Today marks the 72nd anniversary of the beginning of the Warsaw Ghetto Uprising. This was largest armed resistance of Jews against the Nazis. Fighting lasted nearly a month despite the overpowering force of the Nazis in relation to the sparsely armed Jewish insurgents.
Here is Paul Robeson singing the Warsaw Ghetto Uprising song in Yiddish at a concert in Moscow in 1949:
Robeson’s rich voice communicates to me the pride and bravery of those who rose up against their oppressor. It captures a sense of determination as well as melancholy, as if the fighting was deemed both necessary and doomed.
This short of the film To Live and Die with Honor: The Story of the Warsaw Ghetto Uprising gives a brief outline of events:
The video starts with incredible images of the burning ghetto viewed from outside the wall surrounding it. The narrative is a bit heavy handed, but I can’t help feeling that the resistance fighters deserve to be remembered for their heroism. The video also challenges the common perception that Jews went passively to their death in the Holocaust.

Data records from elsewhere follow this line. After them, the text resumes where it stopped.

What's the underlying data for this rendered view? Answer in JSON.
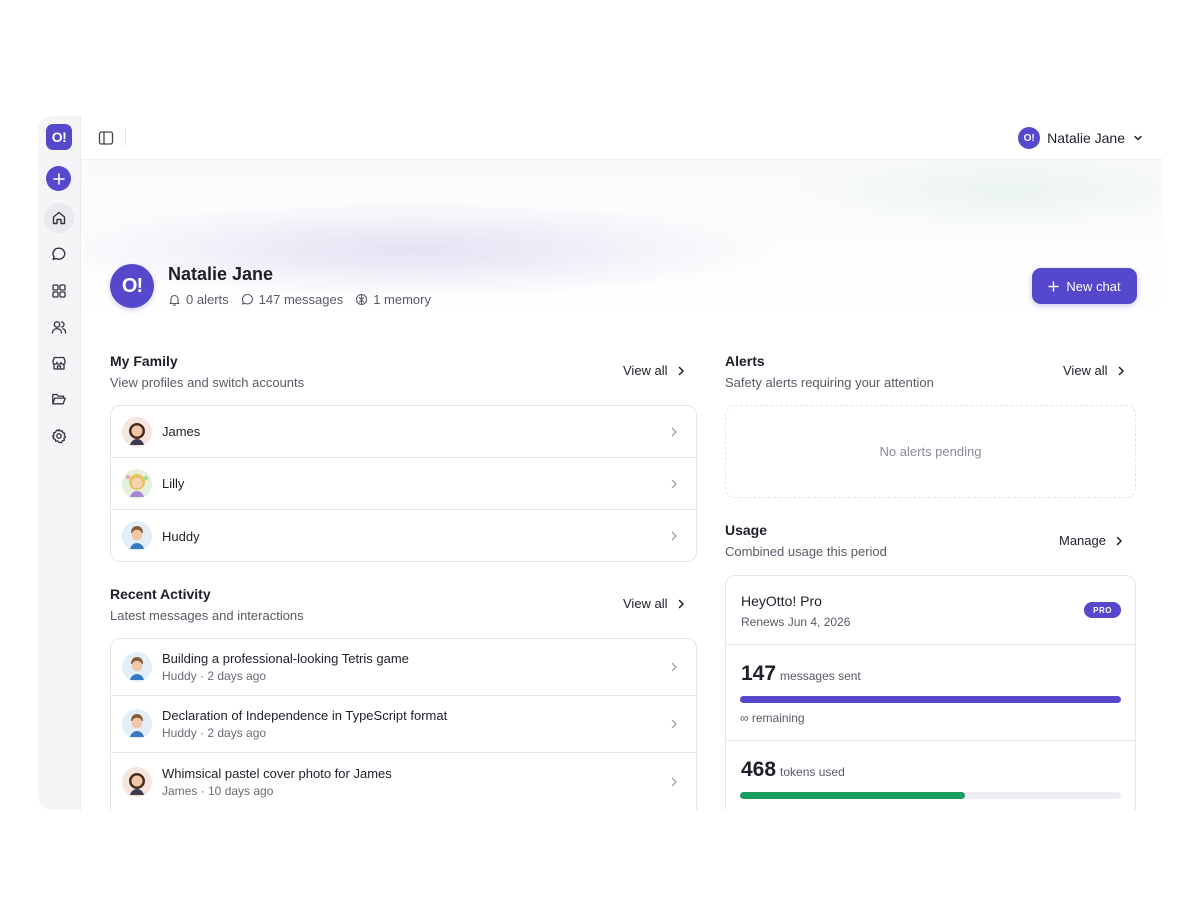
{
  "brand": {
    "logo_text": "O!",
    "accent": "#5548cc",
    "success": "#1a9e5f"
  },
  "rail": {
    "new_icon": "plus-icon",
    "items": [
      {
        "name": "home-icon",
        "active": true
      },
      {
        "name": "chat-bubble-icon",
        "active": false
      },
      {
        "name": "grid-icon",
        "active": false
      },
      {
        "name": "users-icon",
        "active": false
      },
      {
        "name": "store-icon",
        "active": false
      },
      {
        "name": "folder-icon",
        "active": false
      },
      {
        "name": "gear-icon",
        "active": false
      }
    ]
  },
  "topbar": {
    "user_name": "Natalie Jane",
    "avatar_text": "O!"
  },
  "profile": {
    "avatar_text": "O!",
    "name": "Natalie Jane",
    "alerts": "0 alerts",
    "messages": "147 messages",
    "memory": "1 memory",
    "new_chat_label": "New chat"
  },
  "family": {
    "title": "My Family",
    "subtitle": "View profiles and switch accounts",
    "view_all": "View all",
    "members": [
      {
        "name": "James",
        "avatar": "girl-avatar"
      },
      {
        "name": "Lilly",
        "avatar": "girl-blonde-avatar"
      },
      {
        "name": "Huddy",
        "avatar": "boy-avatar"
      }
    ]
  },
  "activity": {
    "title": "Recent Activity",
    "subtitle": "Latest messages and interactions",
    "view_all": "View all",
    "items": [
      {
        "title": "Building a professional-looking Tetris game",
        "meta": "Huddy · 2 days ago",
        "avatar": "boy-avatar"
      },
      {
        "title": "Declaration of Independence in TypeScript format",
        "meta": "Huddy · 2 days ago",
        "avatar": "boy-avatar"
      },
      {
        "title": "Whimsical pastel cover photo for James",
        "meta": "James · 10 days ago",
        "avatar": "girl-avatar"
      }
    ]
  },
  "alerts": {
    "title": "Alerts",
    "subtitle": "Safety alerts requiring your attention",
    "view_all": "View all",
    "empty_text": "No alerts pending"
  },
  "usage": {
    "title": "Usage",
    "subtitle": "Combined usage this period",
    "manage": "Manage",
    "plan_name": "HeyOtto! Pro",
    "renews": "Renews Jun 4, 2026",
    "badge": "PRO",
    "messages_count": "147",
    "messages_unit": "messages sent",
    "messages_fraction": 1.0,
    "remaining": "∞ remaining",
    "tokens_count": "468",
    "tokens_unit": "tokens used",
    "tokens_fraction": 0.59
  }
}
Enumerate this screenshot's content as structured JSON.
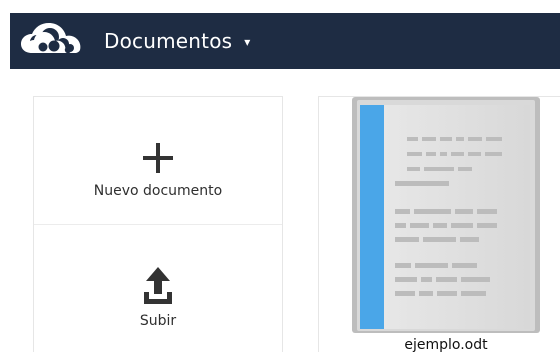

Two years ago, my cousin Krysia and I were in Poland beginning our search for traces of our Jewish relatives. We visited the Jewish Historical Institute in Warsaw just three days after the 70th anniversary, and met a child survivor of the Holocaust. I don’t remember her name, but I’m sure Krysia does. We walked together from Tłomackie Street to the Old City, sharing our stories. Again, I don’t remember the details, but as she described learning (I think later in life) about being adopted and raised in the US after her parents died in the Holocaust I could feel the pain and bewilderment these recollections evoked. When we got to Freta Street in what’s called the New Town (because it’s couple hundred years younger than the medieval Old Town), Krysia and I were drawn into our own family history and following our parents’ footsteps to their home on the Vistula. Before we realized what was happening, our companion had vanished. We looked but didn’t find her again. Krysia tried getting in touch with her later, but I don’t think she got much of a response.
World War II memories and associated emotions remain so real. Especially for witnesses like the woman we met in Warsaw, and witnesses of witnesses like Krysia and me.
I’ve just learned how to embed video into a post, so here is one more worth looking at:
912 Days of the Warsaw Ghetto contains striking footage of the city before and during World War II. I try to imagine my mother on these streets when, as the narrator says, “War may have been coming ever closer but it was nevertheless quite distant.” And then, how her life changed once war broke out.